Dlaczego czarne myśli dotyczą właśnie ciebie?
Niektórzy są optymistami, inny pesymistami, jeszcze inni realistami. Rzadko jednak mamy do czynienia ze skrajnymi, czystymi osobowościami tego typu. Najczęściej mamy w sobie cechy i optymisty i pesymisty. W zależności od tego, jak nas życie doświadcza, tak możemy myśleć w danej chwili. Nosić różowe okulary lub kompletnie nie wierzyć w nic.
Bywa, że z jakiegoś powodu jesteśmy podatne na czarne wizje. Od dzieciństwa, czy od
pewnego momentu w życiu.
Gdy problem ciągnie się od wczesnych lat życia, może wiązać się z błędami wychowawczymi, zbyt dużymi wymaganiami rodziców, presją, brakiem poczucia bycia
kochaną za to, jaką się jest.

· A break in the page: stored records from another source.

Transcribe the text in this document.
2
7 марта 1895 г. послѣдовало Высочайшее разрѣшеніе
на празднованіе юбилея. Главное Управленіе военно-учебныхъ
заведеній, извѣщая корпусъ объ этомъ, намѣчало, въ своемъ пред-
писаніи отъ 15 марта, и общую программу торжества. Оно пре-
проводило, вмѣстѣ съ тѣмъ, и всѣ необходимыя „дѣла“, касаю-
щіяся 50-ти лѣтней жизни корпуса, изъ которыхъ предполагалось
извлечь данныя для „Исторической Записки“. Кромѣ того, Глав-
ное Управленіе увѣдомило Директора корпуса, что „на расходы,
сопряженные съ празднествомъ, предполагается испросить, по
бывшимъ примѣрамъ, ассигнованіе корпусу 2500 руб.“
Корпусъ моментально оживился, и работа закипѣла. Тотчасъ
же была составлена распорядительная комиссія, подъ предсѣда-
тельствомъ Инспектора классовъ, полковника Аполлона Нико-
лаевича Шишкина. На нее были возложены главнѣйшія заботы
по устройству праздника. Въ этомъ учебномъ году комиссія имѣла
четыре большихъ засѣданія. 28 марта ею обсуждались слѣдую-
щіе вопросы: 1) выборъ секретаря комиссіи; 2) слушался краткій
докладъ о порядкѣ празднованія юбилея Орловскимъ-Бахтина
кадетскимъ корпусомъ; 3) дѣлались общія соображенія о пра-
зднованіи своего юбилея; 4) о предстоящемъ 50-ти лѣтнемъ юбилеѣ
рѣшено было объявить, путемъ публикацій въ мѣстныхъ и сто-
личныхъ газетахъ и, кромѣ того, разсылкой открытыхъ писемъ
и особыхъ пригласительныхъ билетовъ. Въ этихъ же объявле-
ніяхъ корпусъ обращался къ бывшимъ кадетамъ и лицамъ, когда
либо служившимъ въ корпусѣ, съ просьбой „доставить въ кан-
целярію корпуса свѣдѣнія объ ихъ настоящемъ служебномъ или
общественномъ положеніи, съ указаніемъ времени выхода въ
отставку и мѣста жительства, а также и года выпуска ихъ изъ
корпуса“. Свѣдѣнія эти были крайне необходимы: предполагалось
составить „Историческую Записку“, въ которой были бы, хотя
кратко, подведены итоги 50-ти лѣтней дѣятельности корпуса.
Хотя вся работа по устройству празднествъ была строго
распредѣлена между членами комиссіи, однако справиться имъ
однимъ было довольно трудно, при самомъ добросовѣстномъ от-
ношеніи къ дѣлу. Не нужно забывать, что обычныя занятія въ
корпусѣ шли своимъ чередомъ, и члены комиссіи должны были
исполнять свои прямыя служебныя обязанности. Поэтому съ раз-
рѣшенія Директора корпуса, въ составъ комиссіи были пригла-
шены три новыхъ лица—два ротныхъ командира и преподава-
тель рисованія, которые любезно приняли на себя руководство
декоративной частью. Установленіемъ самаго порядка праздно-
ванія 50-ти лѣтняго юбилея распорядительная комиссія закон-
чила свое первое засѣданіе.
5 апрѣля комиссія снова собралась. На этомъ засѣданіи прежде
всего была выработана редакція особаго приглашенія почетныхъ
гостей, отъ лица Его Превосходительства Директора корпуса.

Czarne myślenie może być owocem braku akceptacji, poniżenia, agresji w domu rodzinnym. A także z wbijania nam przez lata poczucia winy.
Jako dzieci nasiąkamy tymi myślami jak gąbka. I po latach trudno to zmienić.
Z czasem pesymizm może pojawiać się w naszych głowach w momencie pewnych
wydarzeń, które skutecznie odbierają nam wiarę w życie, czy ludzi. Każda gorzka lekcja,
której doświadczamy, może negatywnie odbić się na naszym życiu i na sposobie myślenia.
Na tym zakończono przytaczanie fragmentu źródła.